There is a long-standing stereotype that those who are more attractive earn higher salaries for similar work than those who are less attractive. While you may want to believe that this is simply a myth, it is actually reinforced by statistics. Unfortunately this is a complicated issue because there is also a relationship between level of attractiveness and productivity so this wage gap cannot easily be qualified as discrimination.


Attractive People Get Noticed: This may be one of the key subjective reasons why more attractive people make more money. If two interview candidates with similar skill levels apply for a position, the interviewer is more likely to recall the one with better looks. Once in a position, coworkers and supervisors are more likely to spend time chatting with more attractive employees. Customers are more likely to buy products from or give positive reviews to attractive employees. This extra attention helps attractive people to get hired and to be noticed for the contributions that they make.

Attraction Confidence Boost: Attractive people also tend to be more productive and this may be a result of their self-confidence. Those who are attractive are likely to have higher self-confidence about their work than those who are less attractive because they are more likely to be noticed and appreciated. The attention that attractive workers receive reinforces itself and leads to attractive people feeling better about their own work and responding to their own self-perception.

Overall, attractive people make about 3-4% more money than unattractive people.
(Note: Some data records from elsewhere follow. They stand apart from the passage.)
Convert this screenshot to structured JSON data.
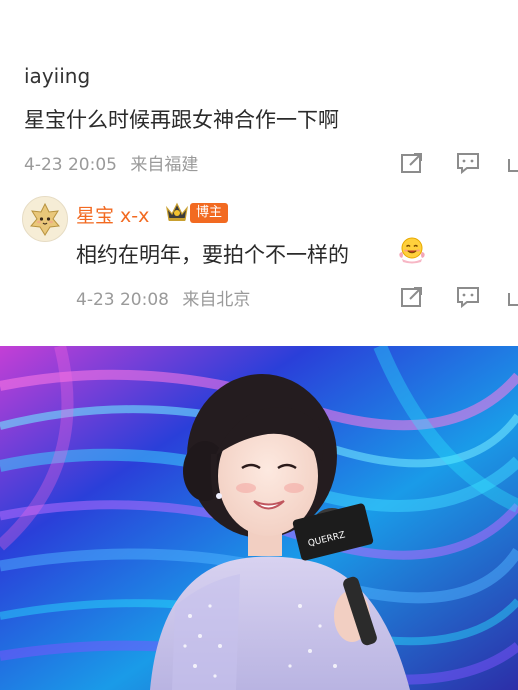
{
  "comment": {
    "username": "iayiing",
    "text": "星宝什么时候再跟女神合作一下啊",
    "timestamp": "4-23 20:05",
    "location": "来自福建"
  },
  "reply": {
    "username": "星宝 x-x",
    "badge": "博主",
    "text": "相约在明年，要拍个不一样的",
    "timestamp": "4-23 20:08",
    "location": "来自北京"
  },
  "icons": {
    "share": "share-icon",
    "reply": "comment-icon",
    "like": "like-icon",
    "crown": "crown-icon",
    "emoji": "smiling-emoji-icon"
  },
  "colors": {
    "username_highlight": "#f26a21",
    "meta_text": "#9a9a9a",
    "body_text": "#2a2a2a"
  },
  "photo": {
    "mic_flag_text": "QUERRZ"
  }
}
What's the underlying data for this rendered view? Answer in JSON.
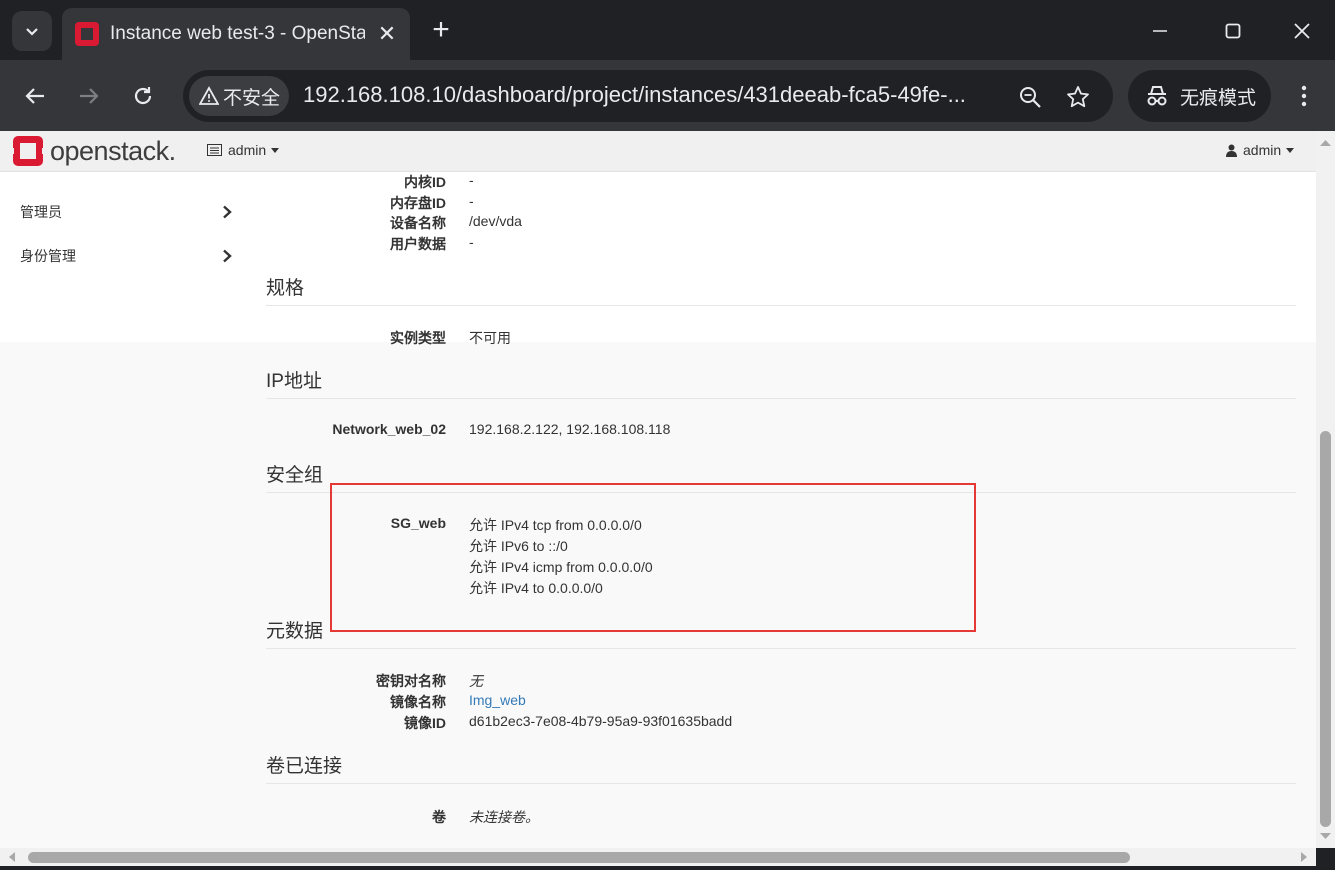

This amounts to about $200,000 over the course of the average career. It is difficult to separate attraction and productivity and therefore it is challenging to address this form of salary discrimination. It is up to each individual to try to control their responses to more or less attractive people. I hope that having a conscious understanding of this issue can help prevent people from making subconscious judgements about employees based on their levels of attractiveness.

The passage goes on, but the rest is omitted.